Extended Data Fig. 8 ∣. Engraftment into NSG mice of human HSPCs targeted with GFP at α-globin locus.

a, Timeline for targeting of HSPCs with UbC-GFP integration vector, transplantation into mice (both 1° and 2° engraftment), and subsequent analysis. b, AAV6 DNA repair donor design schematic to introduce a UbC-GFP-BGH integration is depicted at the HBA1 locus. c, 16 weeks after bone marrow transplantation of targeted human CD34⁺ HSPCs into NSG mice, bone marrow was harvested and rates of engraftment were determined (1°). Depicted is the percentage of mTerr119⁻ cells (non-RBCs) that were hHLA⁺ from the total number of cells that were either mCd45⁺ or hHLA⁺. Bars represent median ± interquartile range. N = 8 biologically independent NSG mouse transplantations. d, Among engrafted human cells, the distribution among CD19⁺ (B-cell), CD33⁺ (myeloid), or other (that is HSPC/RBC/T/NK/Pre-B) lineages are indicated. Bars represent median ± interquartile range. N = 8 biologically independent NSG mouse transplantations. e, Percentage of GFP⁺ cells among pre-transplantation (in vitro, post-sorting) and successfully engrafted populations, both bulk HSPCs and among lineages. Bars represent median ± interquartile range. N = 3 independent HSPC donors from in vitro experiments that were transplanted into N = 6 individual NSG mice, from which N = 4 individual mice were lineage sorted and analyzed. Various green shades correspond to each particular HSPC donor. b, Following primary engraftments, engrafted human cells were transplanted a second time into the bone marrow of NSG mice. 16 weeks post-transplantation, bone marrow was harvested and rates of engraftment were determined (2°). Depicted is the percentage of mTerr119⁻ cells (non⁻RBCs) that were hHLA⁺ from the total number of cells that were either mCd45⁺ or hHLA⁺. N = 1 NSG mouse transplantation. g, Percentage of GFP⁺ cells among successfully engrafted population from the secondary transplant depicted in Panel F. N = 1 NSG mouse transplantation.

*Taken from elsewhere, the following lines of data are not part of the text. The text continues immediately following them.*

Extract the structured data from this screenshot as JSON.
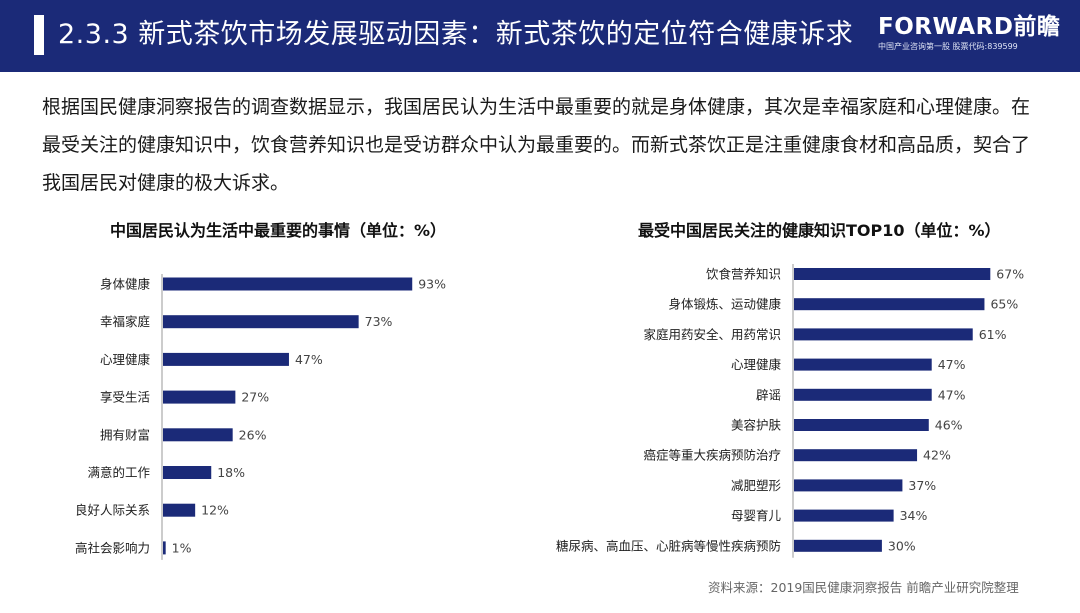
{
  "header": {
    "title": "2.3.3 新式茶饮市场发展驱动因素：新式茶饮的定位符合健康诉求",
    "logo_text": "FORWARD前瞻",
    "logo_tagline": "中国产业咨询第一股 股票代码:839599",
    "bg_color": "#1b2a78"
  },
  "intro_text": "根据国民健康洞察报告的调查数据显示，我国居民认为生活中最重要的就是身体健康，其次是幸福家庭和心理健康。在最受关注的健康知识中，饮食营养知识也是受访群众中认为最重要的。而新式茶饮正是注重健康食材和高品质，契合了我国居民对健康的极大诉求。",
  "source_text": "资料来源：2019国民健康洞察报告 前瞻产业研究院整理",
  "chart_data": [
    {
      "type": "bar",
      "orientation": "horizontal",
      "title": "中国居民认为生活中最重要的事情（单位：%）",
      "categories": [
        "身体健康",
        "幸福家庭",
        "心理健康",
        "享受生活",
        "拥有财富",
        "满意的工作",
        "良好人际关系",
        "高社会影响力"
      ],
      "values": [
        93,
        73,
        47,
        27,
        26,
        18,
        12,
        1
      ],
      "value_suffix": "%",
      "bar_color": "#1b2a78",
      "xlim": [
        0,
        100
      ]
    },
    {
      "type": "bar",
      "orientation": "horizontal",
      "title": "最受中国居民关注的健康知识TOP10（单位：%）",
      "categories": [
        "饮食营养知识",
        "身体锻炼、运动健康",
        "家庭用药安全、用药常识",
        "心理健康",
        "辟谣",
        "美容护肤",
        "癌症等重大疾病预防治疗",
        "减肥塑形",
        "母婴育儿",
        "糖尿病、高血压、心脏病等慢性疾病预防"
      ],
      "values": [
        67,
        65,
        61,
        47,
        47,
        46,
        42,
        37,
        34,
        30
      ],
      "value_suffix": "%",
      "bar_color": "#1b2a78",
      "xlim": [
        0,
        100
      ]
    }
  ]
}
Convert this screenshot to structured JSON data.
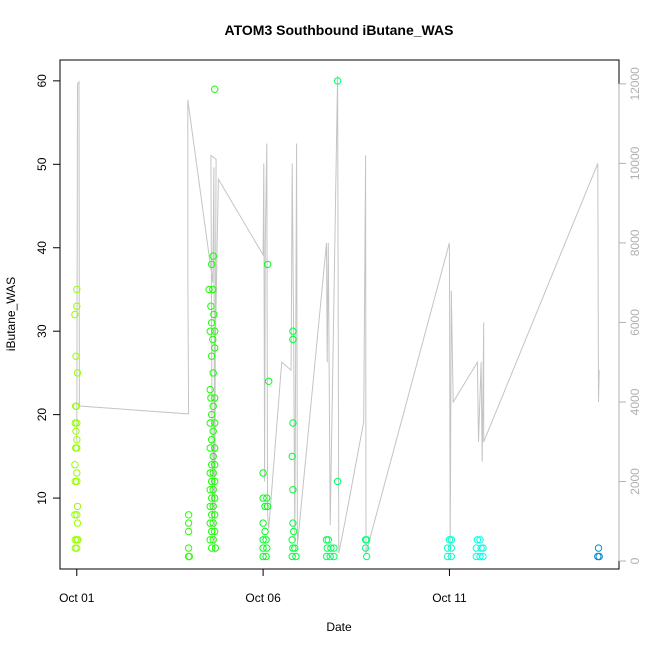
{
  "chart_data": {
    "type": "scatter",
    "title": "ATOM3 Southbound iButane_WAS",
    "xlabel": "Date",
    "ylabel": "iButane_WAS",
    "x_ticks": [
      "Oct 01",
      "Oct 06",
      "Oct 11"
    ],
    "x_tick_days": [
      1,
      6,
      11
    ],
    "xlim_days": [
      0.55,
      15.55
    ],
    "ylim": [
      1.5,
      62.5
    ],
    "y_ticks": [
      10,
      20,
      30,
      40,
      50,
      60
    ],
    "y2_ticks": [
      0,
      2000,
      4000,
      6000,
      8000,
      10000,
      12000
    ],
    "y2lim": [
      -200,
      12600
    ],
    "grid": false,
    "points": [
      [
        1.0,
        35
      ],
      [
        1.0,
        33
      ],
      [
        0.95,
        32
      ],
      [
        0.98,
        27
      ],
      [
        1.02,
        25
      ],
      [
        0.97,
        21
      ],
      [
        0.99,
        21
      ],
      [
        0.96,
        19
      ],
      [
        1.0,
        19
      ],
      [
        0.98,
        18
      ],
      [
        1.0,
        17
      ],
      [
        0.97,
        16
      ],
      [
        1.0,
        16
      ],
      [
        0.95,
        14
      ],
      [
        1.0,
        13
      ],
      [
        0.96,
        12
      ],
      [
        1.0,
        12
      ],
      [
        1.02,
        9
      ],
      [
        0.95,
        8
      ],
      [
        1.0,
        8
      ],
      [
        1.02,
        7
      ],
      [
        0.96,
        5
      ],
      [
        1.0,
        5
      ],
      [
        1.03,
        5
      ],
      [
        0.96,
        4
      ],
      [
        1.0,
        4
      ],
      [
        4.0,
        8
      ],
      [
        4.0,
        7
      ],
      [
        4.0,
        6
      ],
      [
        4.0,
        4
      ],
      [
        4.0,
        3
      ],
      [
        4.02,
        3
      ],
      [
        4.7,
        59
      ],
      [
        4.62,
        38
      ],
      [
        4.66,
        39
      ],
      [
        4.55,
        35
      ],
      [
        4.65,
        35
      ],
      [
        4.6,
        33
      ],
      [
        4.68,
        32
      ],
      [
        4.62,
        31
      ],
      [
        4.7,
        30
      ],
      [
        4.58,
        30
      ],
      [
        4.65,
        29
      ],
      [
        4.7,
        28
      ],
      [
        4.62,
        27
      ],
      [
        4.66,
        25
      ],
      [
        4.58,
        23
      ],
      [
        4.7,
        22
      ],
      [
        4.6,
        22
      ],
      [
        4.66,
        21
      ],
      [
        4.62,
        20
      ],
      [
        4.7,
        19
      ],
      [
        4.58,
        19
      ],
      [
        4.66,
        18
      ],
      [
        4.62,
        17
      ],
      [
        4.7,
        16
      ],
      [
        4.58,
        16
      ],
      [
        4.66,
        15
      ],
      [
        4.62,
        14
      ],
      [
        4.7,
        14
      ],
      [
        4.58,
        13
      ],
      [
        4.66,
        13
      ],
      [
        4.62,
        12
      ],
      [
        4.7,
        12
      ],
      [
        4.58,
        11
      ],
      [
        4.66,
        11
      ],
      [
        4.62,
        10
      ],
      [
        4.7,
        10
      ],
      [
        4.58,
        9
      ],
      [
        4.66,
        9
      ],
      [
        4.62,
        8
      ],
      [
        4.7,
        8
      ],
      [
        4.58,
        7
      ],
      [
        4.66,
        7
      ],
      [
        4.62,
        6
      ],
      [
        4.7,
        6
      ],
      [
        4.58,
        5
      ],
      [
        4.66,
        5
      ],
      [
        4.62,
        4
      ],
      [
        4.72,
        4
      ],
      [
        6.12,
        38
      ],
      [
        6.15,
        24
      ],
      [
        6.0,
        13
      ],
      [
        6.0,
        10
      ],
      [
        6.1,
        10
      ],
      [
        6.05,
        9
      ],
      [
        6.12,
        9
      ],
      [
        6.0,
        7
      ],
      [
        6.05,
        6
      ],
      [
        6.0,
        5
      ],
      [
        6.08,
        5
      ],
      [
        6.0,
        4
      ],
      [
        6.1,
        4
      ],
      [
        6.0,
        3
      ],
      [
        6.08,
        3
      ],
      [
        6.8,
        30
      ],
      [
        6.8,
        29
      ],
      [
        6.8,
        19
      ],
      [
        6.78,
        15
      ],
      [
        6.8,
        11
      ],
      [
        6.8,
        7
      ],
      [
        6.82,
        6
      ],
      [
        6.78,
        5
      ],
      [
        6.8,
        4
      ],
      [
        6.85,
        4
      ],
      [
        6.78,
        3
      ],
      [
        6.88,
        3
      ],
      [
        8.0,
        60
      ],
      [
        8.0,
        12
      ],
      [
        7.7,
        5
      ],
      [
        7.75,
        5
      ],
      [
        7.72,
        4
      ],
      [
        7.82,
        4
      ],
      [
        7.9,
        4
      ],
      [
        7.7,
        3
      ],
      [
        7.8,
        3
      ],
      [
        7.9,
        3
      ],
      [
        8.75,
        5
      ],
      [
        8.78,
        5
      ],
      [
        8.75,
        4
      ],
      [
        8.78,
        3
      ],
      [
        11.0,
        5
      ],
      [
        11.05,
        5
      ],
      [
        10.95,
        4
      ],
      [
        11.05,
        4
      ],
      [
        10.95,
        3
      ],
      [
        11.05,
        3
      ],
      [
        11.75,
        5
      ],
      [
        11.82,
        5
      ],
      [
        11.72,
        4
      ],
      [
        11.85,
        4
      ],
      [
        11.9,
        4
      ],
      [
        11.72,
        3
      ],
      [
        11.82,
        3
      ],
      [
        11.9,
        3
      ],
      [
        15.0,
        4
      ],
      [
        14.98,
        3
      ],
      [
        15.02,
        3
      ]
    ],
    "line": [
      [
        1.0,
        3000
      ],
      [
        1.02,
        12000
      ],
      [
        1.06,
        12050
      ],
      [
        1.07,
        3900
      ],
      [
        4.0,
        3700
      ],
      [
        3.98,
        7300
      ],
      [
        3.98,
        11600
      ],
      [
        4.65,
        7000
      ],
      [
        4.68,
        9900
      ],
      [
        4.7,
        200
      ],
      [
        4.72,
        6200
      ],
      [
        4.74,
        10100
      ],
      [
        4.6,
        10200
      ],
      [
        4.64,
        1000
      ],
      [
        4.7,
        4500
      ],
      [
        4.78,
        8600
      ],
      [
        4.8,
        9600
      ],
      [
        6.0,
        7700
      ],
      [
        6.02,
        10000
      ],
      [
        6.04,
        2000
      ],
      [
        6.06,
        8000
      ],
      [
        6.1,
        10500
      ],
      [
        6.12,
        1200
      ],
      [
        6.15,
        800
      ],
      [
        6.5,
        5000
      ],
      [
        6.75,
        4800
      ],
      [
        6.78,
        10000
      ],
      [
        6.82,
        5500
      ],
      [
        6.85,
        500
      ],
      [
        6.9,
        10500
      ],
      [
        6.92,
        400
      ],
      [
        7.7,
        8000
      ],
      [
        7.72,
        5000
      ],
      [
        7.75,
        8000
      ],
      [
        7.8,
        900
      ],
      [
        8.0,
        12200
      ],
      [
        8.03,
        200
      ],
      [
        8.2,
        1000
      ],
      [
        8.7,
        3500
      ],
      [
        8.75,
        10200
      ],
      [
        8.76,
        200
      ],
      [
        11.0,
        8000
      ],
      [
        11.02,
        300
      ],
      [
        11.05,
        6800
      ],
      [
        11.1,
        4000
      ],
      [
        11.75,
        5000
      ],
      [
        11.78,
        3000
      ],
      [
        11.85,
        5000
      ],
      [
        11.88,
        2500
      ],
      [
        11.92,
        6000
      ],
      [
        11.92,
        3000
      ],
      [
        14.98,
        10000
      ],
      [
        15.0,
        4000
      ],
      [
        15.02,
        4800
      ]
    ]
  }
}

Extended Data Fig. 9 ∣. Characterization of targeted β-thalassemia HSPCs.

a, Following differentiation of targeted HSPCs into RBCs, mRNA was harvested and converted into cDNA. Expression of HBA (does not distinguish between HBA1 and HBA2) and HBB transgene were normalized to HBG expression. Bars represent median ± interquartile range. N = 3 biologically independent editing experiments for all treatment groups with exception of HBA1 UTRs with N = 1. b, Summary of reverse-phase globin chain HPLC results showing % AUC of β-globin and α-globin. Bars represent median ± interquartile range. Bars represent median ± interquartile range. N = 3 biologically independent erythroid differentiation experiments for all treatment groups with exception of RNP only with N = 5. **P < 0.005; ***P < 0.0001 using unpaired two-tailed t test without adjustment for multiple comparisons.